Professor Mongin investigates whether premiss-based aggregation is compatible with conclusion-based aggregation, assuming that some formulas of the agenda are singled out as premisses, and that Independence (formula-wise aggregation) holds for them, while Unanimity Preservation holds on the whole agenda. He states necessary and sufficient conditions under which this assumption leads to dictatorship (resp. oligarchy), either just on the premisses or on the whole agenda. This presentation was based on joint work with Franz Dietrich. 

Tutorial 4. Aggregation of Abstract Evaluations.
Ron Holzman (Technion - Israel Institute of Technology)

 In this lecture, Professor Holzman presents the results from two of his papers on the aggregation of binary evaluations (with and without abstentions). That situation fits in a social choice problem where not all the alternatives are feasible. The main purpose of the lecture is to characterize what he calls the impossibility domains, i.e. the domains that under some axioms on the aggregation process lead us to dictatorial mechanisms. For that, Professor Holzman presents two approaches to the problem: one where the alternatives are expressed in vectors of zeros and ones (the abstract approach), and the other where alternatives are presented in a propositional form (the logic approach). He shows that both approaches are equivalent. 

Tutorial 5. Aggregation in Property Spaces.
Clemens Puppe (University of Karlsruhe)

In this lecture, Professor Puppe introduces the property space framework and provides a general characterization of all independent aggregators under monotonicity (the "Intersection Property"). In particular, he discusses important spaces that can be analyzed with this approach, including median spaces and quasi-median Spaces, addressing the possibility of neutral and/or anonymous agregation under monotonicity. He also covered the relation to the classical literature on strategy-proofness with single-peaked preferences. 

Tutorial 6. The impossibility of a Paretian Rational.
Klaus Nehring (University of California at Davis)

In this lecture, Professor Nehring presents two models of aggregation: one is a purely judgment-oriented and the other is choice oriented, discussing the conflict between the Pareto criterion and reason baseness. In particular, Professor Nehring considers situations in which a group takes a collective decision by aggregating individual’s judgments on a set of criteria according to some agreed-upon decision functions. Assuming the criteria and the decision to be binary, Professor Nehring demonstrates that, except when the aggregation rule is dictatorial or the decision rule is particularly simple, such reason-based social choice must violate the Pareto principle. In the second part of the paper, the normative implications of this impossibility result are discussed. We argue that the normative case for the Pareto Principle is strong in situations of “shared self-interest”, but weak in situations of “shared responsibility”.  

Tutorial 7. Contributed Papers.
Pablo Amorós, Enric Plaza, Umberto Grandi and Xavier Mora.

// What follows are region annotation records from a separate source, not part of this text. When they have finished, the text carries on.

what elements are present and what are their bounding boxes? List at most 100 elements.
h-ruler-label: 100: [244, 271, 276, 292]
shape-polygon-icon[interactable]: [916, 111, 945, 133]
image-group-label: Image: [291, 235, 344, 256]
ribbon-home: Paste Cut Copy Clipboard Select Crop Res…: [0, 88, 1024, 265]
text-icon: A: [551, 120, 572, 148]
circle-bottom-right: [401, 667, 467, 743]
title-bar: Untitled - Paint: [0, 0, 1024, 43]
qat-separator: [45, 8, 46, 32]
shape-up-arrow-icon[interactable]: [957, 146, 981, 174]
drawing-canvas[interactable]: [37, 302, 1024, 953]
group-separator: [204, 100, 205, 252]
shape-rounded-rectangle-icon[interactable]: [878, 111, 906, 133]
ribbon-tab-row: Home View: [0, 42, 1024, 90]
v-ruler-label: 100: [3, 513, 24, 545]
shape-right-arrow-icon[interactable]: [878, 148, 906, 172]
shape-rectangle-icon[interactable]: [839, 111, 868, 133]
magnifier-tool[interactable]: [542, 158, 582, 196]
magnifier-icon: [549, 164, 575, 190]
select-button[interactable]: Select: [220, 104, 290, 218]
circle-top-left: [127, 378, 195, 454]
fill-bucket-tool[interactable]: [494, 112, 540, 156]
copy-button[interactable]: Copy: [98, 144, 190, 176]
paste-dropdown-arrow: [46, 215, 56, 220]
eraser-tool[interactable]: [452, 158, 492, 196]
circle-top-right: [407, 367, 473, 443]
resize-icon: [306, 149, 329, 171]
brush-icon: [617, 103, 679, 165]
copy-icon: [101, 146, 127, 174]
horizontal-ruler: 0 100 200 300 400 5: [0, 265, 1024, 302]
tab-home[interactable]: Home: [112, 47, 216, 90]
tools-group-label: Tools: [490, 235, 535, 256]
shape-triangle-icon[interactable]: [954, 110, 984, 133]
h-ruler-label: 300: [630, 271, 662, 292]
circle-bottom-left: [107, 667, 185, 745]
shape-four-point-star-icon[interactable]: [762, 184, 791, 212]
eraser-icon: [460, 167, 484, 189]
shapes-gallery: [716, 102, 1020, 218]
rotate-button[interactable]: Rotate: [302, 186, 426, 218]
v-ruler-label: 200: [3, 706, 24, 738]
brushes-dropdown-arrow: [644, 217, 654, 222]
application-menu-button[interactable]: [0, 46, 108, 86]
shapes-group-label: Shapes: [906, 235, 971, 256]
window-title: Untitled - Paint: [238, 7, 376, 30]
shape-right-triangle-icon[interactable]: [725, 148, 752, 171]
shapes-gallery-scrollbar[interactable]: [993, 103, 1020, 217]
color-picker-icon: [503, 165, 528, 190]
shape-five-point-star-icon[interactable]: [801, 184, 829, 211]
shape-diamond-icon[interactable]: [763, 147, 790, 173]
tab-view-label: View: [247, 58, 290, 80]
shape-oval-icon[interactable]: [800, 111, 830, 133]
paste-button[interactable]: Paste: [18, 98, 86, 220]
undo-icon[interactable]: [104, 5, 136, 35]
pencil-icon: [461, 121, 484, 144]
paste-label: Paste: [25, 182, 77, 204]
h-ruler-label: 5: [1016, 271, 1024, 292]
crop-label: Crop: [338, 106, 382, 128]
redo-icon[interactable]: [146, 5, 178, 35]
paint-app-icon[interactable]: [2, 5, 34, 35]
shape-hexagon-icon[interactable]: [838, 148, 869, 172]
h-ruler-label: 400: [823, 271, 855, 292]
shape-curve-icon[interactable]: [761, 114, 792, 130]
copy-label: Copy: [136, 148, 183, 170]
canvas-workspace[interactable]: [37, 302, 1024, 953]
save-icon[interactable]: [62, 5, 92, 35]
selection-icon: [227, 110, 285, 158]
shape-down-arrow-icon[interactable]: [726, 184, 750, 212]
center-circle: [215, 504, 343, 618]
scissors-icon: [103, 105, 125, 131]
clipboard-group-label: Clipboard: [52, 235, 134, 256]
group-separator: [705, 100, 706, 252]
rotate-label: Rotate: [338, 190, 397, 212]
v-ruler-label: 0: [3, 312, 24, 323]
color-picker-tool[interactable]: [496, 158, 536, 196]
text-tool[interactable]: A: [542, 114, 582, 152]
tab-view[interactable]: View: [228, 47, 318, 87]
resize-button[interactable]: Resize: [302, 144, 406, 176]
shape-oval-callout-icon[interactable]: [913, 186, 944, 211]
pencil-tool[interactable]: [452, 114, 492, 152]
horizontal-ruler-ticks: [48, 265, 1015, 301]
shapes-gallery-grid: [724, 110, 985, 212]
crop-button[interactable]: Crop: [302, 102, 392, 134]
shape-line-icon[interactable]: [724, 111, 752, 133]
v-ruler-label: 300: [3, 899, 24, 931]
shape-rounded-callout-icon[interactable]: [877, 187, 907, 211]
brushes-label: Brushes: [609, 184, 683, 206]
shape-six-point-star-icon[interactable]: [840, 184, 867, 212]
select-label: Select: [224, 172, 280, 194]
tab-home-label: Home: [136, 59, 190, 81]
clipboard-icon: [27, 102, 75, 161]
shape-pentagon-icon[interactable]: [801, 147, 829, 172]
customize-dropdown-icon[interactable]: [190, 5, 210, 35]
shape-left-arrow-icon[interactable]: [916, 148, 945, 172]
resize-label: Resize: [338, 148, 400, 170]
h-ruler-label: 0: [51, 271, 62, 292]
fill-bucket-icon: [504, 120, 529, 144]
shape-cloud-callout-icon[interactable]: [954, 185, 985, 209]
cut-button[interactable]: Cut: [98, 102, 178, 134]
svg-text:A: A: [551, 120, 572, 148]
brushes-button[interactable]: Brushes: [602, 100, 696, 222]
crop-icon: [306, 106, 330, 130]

In the contributed papers’ session, several complementary approaches were discussed. Amoros presents a model where from a set of contestants there is a set of deserving winners with the possibility that jurors may have biased preferences against some of the deserving winners. Plaza presents a computer science point of view to the problem of judgment aggregation. In particular, he presents models of multi-agent systems, where a group of agents needs to reach an agreement. In his lecture, Grandi analyzes the computational complexity of the problem of judgment aggregation. Finally, Mora presents a preference aggregation’s problem, where the nature of preferences is qualitative and the outcome has a quantitative nature.  

Tutorial 8. Extensions

Aggregation of Non-Binary Evaluations
Presenter: Elad Dokow (Technion - Israel of Technology)

Judgement Aggregation in the Light of Model Theory
Presenter: Daniel Eckert (Graz University) 

In this session, Professors Dokow and Eckert conclude the workshop with some final remarks on the topic. Professor Dokow extends the projects presented in the workshop by professor Holzman, by considering non-binary evaluations instead of binary ones. Professor Eckert satisfactorily claims that particular tools from model theory may be very useful for enhancing our understanding of judgment aggregation theory.